For dynamic pages, we chose Solid.js over React for:
- True reactivity without Virtual DOM overhead
- Smaller bundle size (~7KB vs React's ~40KB)
- Faster updates for interactive components
- Compiled approach eliminates runtime overhead
Akamai CDN Strategy
- Edge caching for static assets
- Geographic distribution for global users
- Automatic WebP conversion at edge
- HTTP/2 push for critical resources
Measurement & Monitoring
- Lighthouse CI in deployment pipeline
- Real User Monitoring (RUM) for field data
- Core Web Vitals dashboard tracking trends
- Alert thresholds for regression detection
Business Impact
SEO Benefits
- Improved Google rankings for finance keywords
- Better crawl efficiency for new content
- Enhanced mobile-first indexing scores
User Experience
- 15-25% reduction in bounce rates
- Higher engagement metrics
- Improved conversion rates
Competitive Advantage
- Faster than competitor financial portals
- Professional, responsive experience
- Mobile performance critical for 65%+ mobile traffic
Tech Stack
Frontend: Solid.js, AEM (Adobe Experience Manager) Performance: Akamai CDN, Service Workers, Intersection Observer Backend: Node.js, Express.js Tooling: Lighthouse, WebPageTest, Chrome DevTools
Key Learnings
Performance optimization is death by a thousand cuts, reversed.

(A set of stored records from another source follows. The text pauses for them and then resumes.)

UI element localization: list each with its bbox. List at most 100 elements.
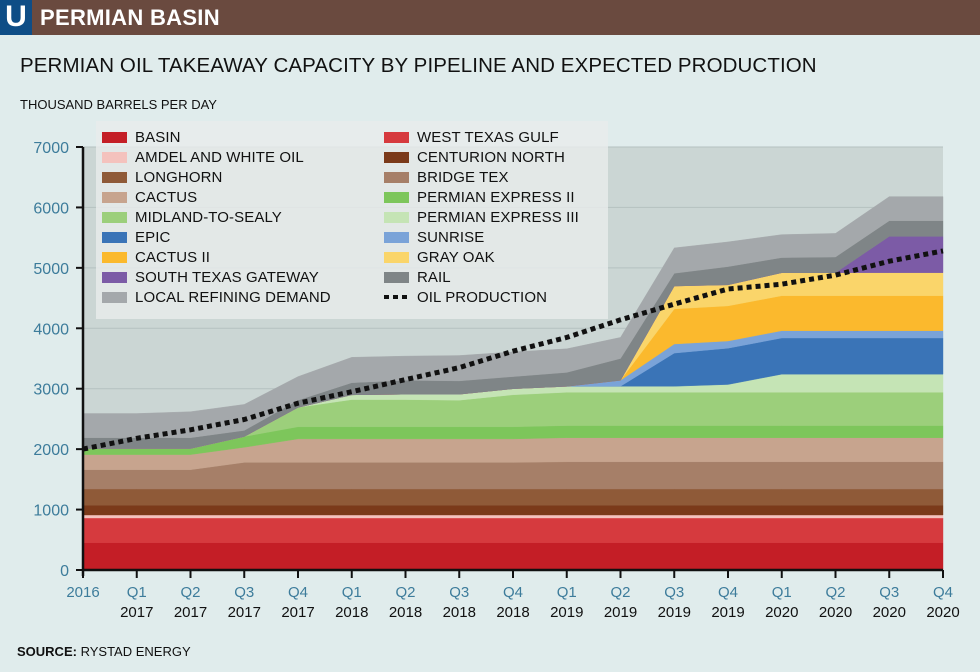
legend-label: WEST TEXAS GULF — [417, 128, 559, 146]
x-tick-quarter-label: Q4 — [718, 584, 738, 601]
x-tick-quarter-label: Q2 — [825, 584, 845, 601]
legend-label: RAIL — [417, 268, 451, 286]
x-tick-quarter-label: Q1 — [342, 584, 362, 601]
x-tick-quarter-label: Q3 — [664, 584, 684, 601]
legend-column-right: WEST TEXAS GULF CENTURION NORTH BRIDGE TEX… — [384, 127, 579, 307]
x-tick-year-label: 2018 — [335, 604, 368, 621]
chart-legend: BASIN AMDEL AND WHITE OIL LONGHORN CACTUS MI… — [96, 121, 608, 319]
legend-label: CACTUS — [135, 188, 198, 206]
y-tick-label: 5000 — [33, 261, 69, 278]
color-swatch-icon — [384, 191, 409, 203]
legend-item: RAIL — [384, 267, 579, 287]
oil-production-dotted-line — [82, 248, 944, 452]
publisher-logo-icon: U — [0, 0, 32, 35]
x-tick-quarter-label: Q2 — [180, 584, 200, 601]
x-axis-ticks: 2016 Q1 2017 Q2 2017 Q3 2017 Q4 2017 Q1 2018 Q2 2018… — [66, 570, 960, 621]
x-tick-year-label: 2020 — [765, 604, 798, 621]
legend-item: CACTUS II — [102, 247, 331, 267]
y-tick-label: 4000 — [33, 321, 69, 338]
legend-item: AMDEL AND WHITE OIL — [102, 147, 331, 167]
y-axis-unit-label: THOUSAND BARRELS PER DAY — [20, 97, 217, 112]
area-centurion-north — [82, 505, 944, 516]
x-tick-year-label: 2019 — [550, 604, 583, 621]
color-swatch-icon — [384, 211, 409, 223]
y-tick-label: 3000 — [33, 382, 69, 399]
x-tick-year-label: 2019 — [604, 604, 637, 621]
x-tick-year-label: 2018 — [389, 604, 422, 621]
legend-label: SOUTH TEXAS GATEWAY — [135, 268, 319, 286]
area-longhorn — [82, 488, 944, 506]
x-tick-quarter-label: Q3 — [879, 584, 899, 601]
legend-item: PERMIAN EXPRESS II — [384, 187, 579, 207]
legend-label: LOCAL REFINING DEMAND — [135, 288, 331, 306]
x-tick-quarter-label: Q3 — [234, 584, 254, 601]
legend-item: OIL PRODUCTION — [384, 287, 579, 307]
x-tick-year-label: 2020 — [819, 604, 852, 621]
color-swatch-icon — [384, 231, 409, 243]
legend-label: GRAY OAK — [417, 248, 495, 266]
legend-label: MIDLAND-TO-SEALY — [135, 208, 282, 226]
color-swatch-icon — [102, 191, 127, 203]
source-label: SOURCE: — [17, 644, 77, 659]
legend-column-left: BASIN AMDEL AND WHITE OIL LONGHORN CACTUS MI… — [102, 127, 331, 307]
legend-item: MIDLAND-TO-SEALY — [102, 207, 331, 227]
legend-label: CACTUS II — [135, 248, 211, 266]
color-swatch-icon — [102, 171, 127, 183]
area-basin — [82, 542, 944, 571]
x-tick-quarter-label: Q4 — [288, 584, 308, 601]
area-amdel-and-white-oil — [82, 514, 944, 519]
color-swatch-icon — [102, 151, 127, 163]
section-title: PERMIAN BASIN — [40, 5, 220, 30]
x-tick-year-label: 2020 — [926, 604, 959, 621]
x-tick-year-label: 2019 — [658, 604, 691, 621]
x-tick-quarter-label: Q4 — [503, 584, 523, 601]
x-tick-quarter-label: Q2 — [610, 584, 630, 601]
legend-item: BRIDGE TEX — [384, 167, 579, 187]
x-tick-quarter-label: Q4 — [933, 584, 953, 601]
x-tick-year-label: 2019 — [711, 604, 744, 621]
y-tick-label: 7000 — [33, 140, 69, 157]
dotted-line-swatch-icon — [384, 295, 409, 299]
legend-label: PERMIAN EXPRESS II — [417, 188, 575, 206]
legend-label: LONGHORN — [135, 168, 223, 186]
x-tick-year-label: 2017 — [281, 604, 314, 621]
legend-label: OIL PRODUCTION — [417, 288, 548, 306]
source-note: SOURCE: RYSTAD ENERGY — [17, 644, 191, 659]
x-tick-year-label: 2017 — [228, 604, 261, 621]
color-swatch-icon — [102, 131, 127, 143]
legend-item: LOCAL REFINING DEMAND — [102, 287, 331, 307]
legend-item: SUNRISE — [384, 227, 579, 247]
legend-item: CACTUS — [102, 187, 331, 207]
stacked-areas — [82, 196, 944, 571]
color-swatch-icon — [102, 271, 127, 283]
legend-label: BRIDGE TEX — [417, 168, 509, 186]
y-tick-label: 6000 — [33, 200, 69, 217]
x-tick-year-label: 2017 — [120, 604, 153, 621]
x-tick-year-label: 2018 — [496, 604, 529, 621]
x-tick-quarter-label: 2016 — [66, 584, 99, 601]
section-header-bar: U PERMIAN BASIN — [0, 0, 980, 35]
area-west-texas-gulf — [82, 517, 944, 543]
color-swatch-icon — [102, 291, 127, 303]
x-tick-quarter-label: Q3 — [449, 584, 469, 601]
legend-item: PERMIAN EXPRESS III — [384, 207, 579, 227]
color-swatch-icon — [384, 131, 409, 143]
y-tick-label: 0 — [60, 563, 69, 580]
y-axis-ticks: 0 1000 2000 3000 4000 5000 6000 7000 — [33, 140, 83, 580]
x-tick-year-label: 2020 — [873, 604, 906, 621]
color-swatch-icon — [102, 231, 127, 243]
legend-item: BASIN — [102, 127, 331, 147]
color-swatch-icon — [384, 151, 409, 163]
legend-item: CENTURION NORTH — [384, 147, 579, 167]
legend-label: BASIN — [135, 128, 181, 146]
legend-item: EPIC — [102, 227, 331, 247]
y-tick-label: 1000 — [33, 503, 69, 520]
legend-label: EPIC — [135, 228, 171, 246]
x-tick-year-label: 2017 — [174, 604, 207, 621]
legend-label: CENTURION NORTH — [417, 148, 565, 166]
color-swatch-icon — [102, 211, 127, 223]
legend-item: WEST TEXAS GULF — [384, 127, 579, 147]
x-tick-quarter-label: Q1 — [772, 584, 792, 601]
chart-title: PERMIAN OIL TAKEAWAY CAPACITY BY PIPELIN… — [20, 54, 817, 77]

No single change made the difference — it was:
- Image optimization (30% gain)
- JS bundle reduction (20% gain)
- Critical CSS inlining (15% gain)
- Server compression (15% gain)
- CDN caching (20% gain)
The compound effect is what took us from "slow" to "fast."
Also learned: Measure before optimizing. Without proper RUM data, we would have optimized the wrong things.
This project taught me that performance engineering is as much about user psychology as it is about bytes and milliseconds. Perceived performance matters as much as actual performance.